Uday Chand Choudhury vs The State Of West Bengal & Ors on 8 November, 2016

Author: Arijit Banerjee

Bench: Arijit Banerjee

                                                    1

08.11.16
Sl. No.68
  akd

                                        W.P. 23315(W) of 2016

                      [Uday Chand Choudhury -Vs- The State of West Bengal & Ors.]


                   Mr. Sourav Mitra,
                   Ms. Sanchayita De
                                        ... ... for the petitioner


                   Mr. Kartik Kumar Ray
                                      ... ... for the State


            Affidavit-of-service filed in Court today be kept with the record.

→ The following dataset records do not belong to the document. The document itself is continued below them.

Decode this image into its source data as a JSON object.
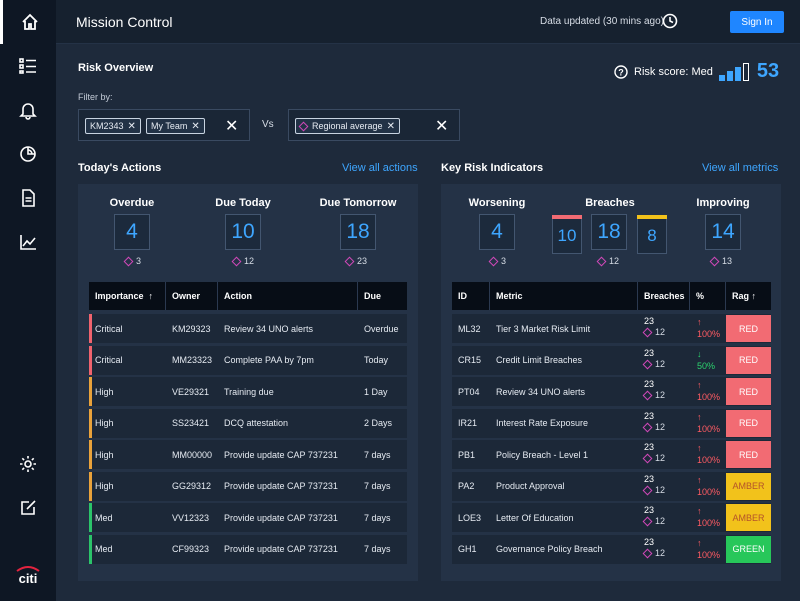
{
  "header": {
    "title": "Mission Control",
    "updated": "Data updated (30 mins ago)",
    "signin": "Sign In"
  },
  "overview": {
    "title": "Risk Overview",
    "risk_score_label": "Risk score: Med",
    "risk_score_value": "53",
    "filter_label": "Filter by:",
    "vs": "Vs",
    "left_chips": [
      "KM2343",
      "My Team"
    ],
    "right_chip": "Regional average"
  },
  "actions": {
    "title": "Today's Actions",
    "link": "View all actions",
    "stats": [
      {
        "label": "Overdue",
        "value": "4",
        "sub": "3"
      },
      {
        "label": "Due Today",
        "value": "10",
        "sub": "12"
      },
      {
        "label": "Due Tomorrow",
        "value": "18",
        "sub": "23"
      }
    ],
    "columns": [
      "Importance",
      "Owner",
      "Action",
      "Due"
    ],
    "sort_arrow": "↑",
    "rows": [
      {
        "importance": "Critical",
        "owner": "KM29323",
        "action": "Review 34 UNO alerts",
        "due": "Overdue",
        "level": "critical"
      },
      {
        "importance": "Critical",
        "owner": "MM23323",
        "action": "Complete PAA by 7pm",
        "due": "Today",
        "level": "critical"
      },
      {
        "importance": "High",
        "owner": "VE29321",
        "action": "Training due",
        "due": "1 Day",
        "level": "high"
      },
      {
        "importance": "High",
        "owner": "SS23421",
        "action": "DCQ attestation",
        "due": "2 Days",
        "level": "high"
      },
      {
        "importance": "High",
        "owner": "MM00000",
        "action": "Provide update CAP 737231",
        "due": "7 days",
        "level": "high"
      },
      {
        "importance": "High",
        "owner": "GG29312",
        "action": "Provide update CAP 737231",
        "due": "7 days",
        "level": "high"
      },
      {
        "importance": "Med",
        "owner": "VV12323",
        "action": "Provide update CAP 737231",
        "due": "7 days",
        "level": "med"
      },
      {
        "importance": "Med",
        "owner": "CF99323",
        "action": "Provide update CAP 737231",
        "due": "7 days",
        "level": "med"
      }
    ]
  },
  "kri": {
    "title": "Key Risk Indicators",
    "link": "View all metrics",
    "worsening": {
      "label": "Worsening",
      "value": "4",
      "sub": "3"
    },
    "breaches": {
      "label": "Breaches",
      "values": [
        "10",
        "18",
        "8"
      ],
      "sub": "12"
    },
    "improving": {
      "label": "Improving",
      "value": "14",
      "sub": "13"
    },
    "columns": [
      "ID",
      "Metric",
      "Breaches",
      "%",
      "Rag"
    ],
    "sort_arrow": "↑",
    "rows": [
      {
        "id": "ML32",
        "metric": "Tier 3 Market Risk Limit",
        "breaches": "23",
        "sub": "12",
        "arrow": "↑",
        "pct": "100%",
        "rag": "RED",
        "trend": "up"
      },
      {
        "id": "CR15",
        "metric": "Credit Limit Breaches",
        "breaches": "23",
        "sub": "12",
        "arrow": "↓",
        "pct": "50%",
        "rag": "RED",
        "trend": "down"
      },
      {
        "id": "PT04",
        "metric": "Review 34 UNO alerts",
        "breaches": "23",
        "sub": "12",
        "arrow": "↑",
        "pct": "100%",
        "rag": "RED",
        "trend": "up"
      },
      {
        "id": "IR21",
        "metric": "Interest Rate Exposure",
        "breaches": "23",
        "sub": "12",
        "arrow": "↑",
        "pct": "100%",
        "rag": "RED",
        "trend": "up"
      },
      {
        "id": "PB1",
        "metric": "Policy Breach - Level 1",
        "breaches": "23",
        "sub": "12",
        "arrow": "↑",
        "pct": "100%",
        "rag": "RED",
        "trend": "up"
      },
      {
        "id": "PA2",
        "metric": "Product Approval",
        "breaches": "23",
        "sub": "12",
        "arrow": "↑",
        "pct": "100%",
        "rag": "AMBER",
        "trend": "up"
      },
      {
        "id": "LOE3",
        "metric": "Letter Of Education",
        "breaches": "23",
        "sub": "12",
        "arrow": "↑",
        "pct": "100%",
        "rag": "AMBER",
        "trend": "up"
      },
      {
        "id": "GH1",
        "metric": "Governance Policy Breach",
        "breaches": "23",
        "sub": "12",
        "arrow": "↑",
        "pct": "100%",
        "rag": "GREEN",
        "trend": "up"
      }
    ]
  },
  "brand": {
    "logo": "citi"
  },
  "colors": {
    "accent": "#3ea6ff",
    "critical": "#f0636e",
    "high": "#e9a23b",
    "med": "#2bc46a",
    "red": "#f26b73",
    "amber": "#f2c21b",
    "green": "#27c75a"
  }
}
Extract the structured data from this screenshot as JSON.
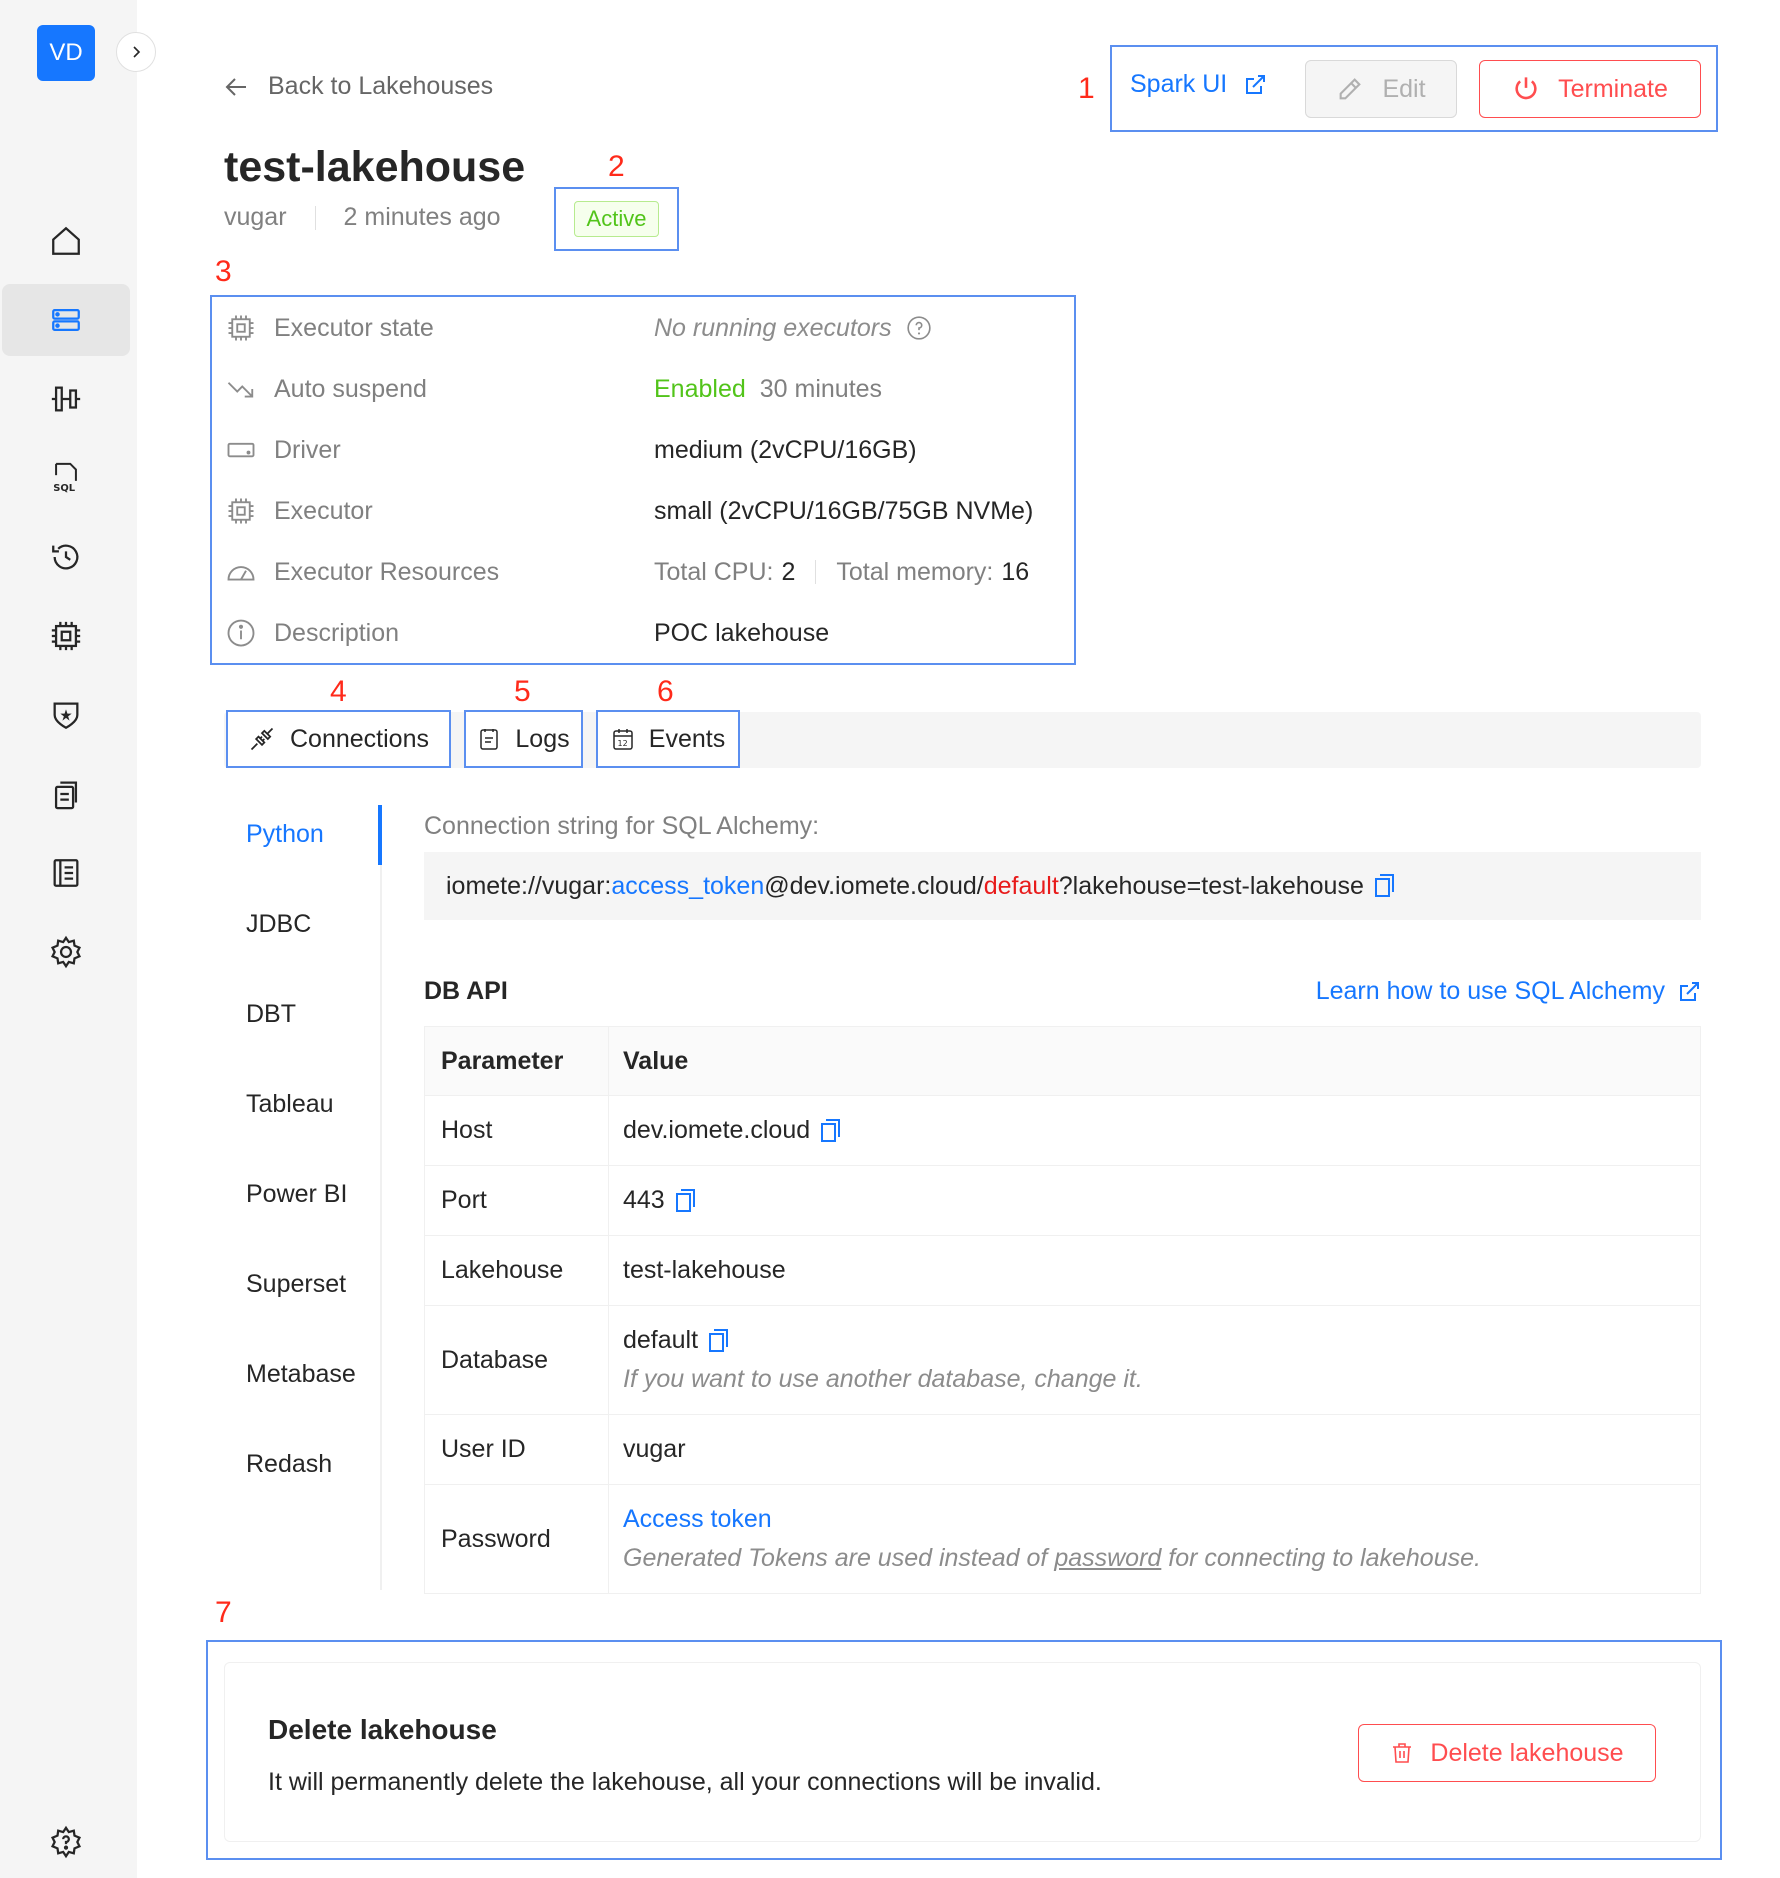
{
  "sidebar": {
    "avatar_initials": "VD",
    "nav": [
      {
        "icon": "home-icon",
        "active": false
      },
      {
        "icon": "lakehouse-icon",
        "active": true
      },
      {
        "icon": "spark-jobs-icon",
        "active": false
      },
      {
        "icon": "sql-editor-icon",
        "active": false
      },
      {
        "icon": "history-icon",
        "active": false
      },
      {
        "icon": "chip-icon",
        "active": false
      },
      {
        "icon": "security-shield-icon",
        "active": false
      },
      {
        "icon": "documents-icon",
        "active": false
      },
      {
        "icon": "catalog-icon",
        "active": false
      },
      {
        "icon": "settings-gear-icon",
        "active": false
      },
      {
        "icon": "help-icon",
        "active": false
      }
    ]
  },
  "header": {
    "back_label": "Back to Lakehouses",
    "title": "test-lakehouse",
    "owner": "vugar",
    "created": "2 minutes ago",
    "status": "Active"
  },
  "actions": {
    "spark_ui": "Spark UI",
    "edit": "Edit",
    "terminate": "Terminate"
  },
  "annotations": [
    "1",
    "2",
    "3",
    "4",
    "5",
    "6",
    "7"
  ],
  "details": {
    "executor_state": {
      "label": "Executor state",
      "value": "No running executors"
    },
    "auto_suspend": {
      "label": "Auto suspend",
      "value_status": "Enabled",
      "value_duration": "30 minutes"
    },
    "driver": {
      "label": "Driver",
      "value": "medium (2vCPU/16GB)"
    },
    "executor": {
      "label": "Executor",
      "value": "small (2vCPU/16GB/75GB NVMe)"
    },
    "executor_resources": {
      "label": "Executor Resources",
      "cpu_label": "Total CPU:",
      "cpu_value": "2",
      "memory_label": "Total memory:",
      "memory_value": "16"
    },
    "description": {
      "label": "Description",
      "value": "POC lakehouse"
    }
  },
  "tabs": {
    "connections": "Connections",
    "logs": "Logs",
    "events": "Events"
  },
  "connection_menu": [
    "Python",
    "JDBC",
    "DBT",
    "Tableau",
    "Power BI",
    "Superset",
    "Metabase",
    "Redash"
  ],
  "python": {
    "conn_label": "Connection string for SQL Alchemy:",
    "conn_prefix": "iomete://vugar:",
    "conn_token": "access_token",
    "conn_host": "@dev.iomete.cloud/",
    "conn_db": "default",
    "conn_suffix": "?lakehouse=test-lakehouse",
    "dbapi_title": "DB API",
    "learn_link": "Learn how to use SQL Alchemy",
    "table_headers": {
      "param": "Parameter",
      "value": "Value"
    },
    "rows": {
      "host": {
        "param": "Host",
        "value": "dev.iomete.cloud"
      },
      "port": {
        "param": "Port",
        "value": "443"
      },
      "lakehouse": {
        "param": "Lakehouse",
        "value": "test-lakehouse"
      },
      "database": {
        "param": "Database",
        "value": "default",
        "hint": "If you want to use another database, change it."
      },
      "user": {
        "param": "User ID",
        "value": "vugar"
      },
      "password": {
        "param": "Password",
        "link": "Access token",
        "hint_before": "Generated Tokens are used instead of ",
        "hint_link": "password",
        "hint_after": " for connecting to lakehouse."
      }
    }
  },
  "delete": {
    "title": "Delete lakehouse",
    "description": "It will permanently delete the lakehouse, all your connections will be invalid.",
    "button": "Delete lakehouse"
  },
  "colors": {
    "primary": "#1677ff",
    "danger": "#ff4d4f",
    "success": "#52c41a",
    "annotation": "#ff2a1a",
    "annotation_box": "#5b8ff0"
  }
}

            The petitioner was a Head Teacher of Sagarpur F.P. School, District: Burdwan. He

  retired from service with effect from 30th November, 1992. The Pension Payment Order

  was issued by the respondent authorities on 8th April, 2000.                   An amount of Rs.

1,16,471.00 was deducted on account of alleged overdrawal. Being aggrieved, the petitioner has approached this Court by way of the present writ petition.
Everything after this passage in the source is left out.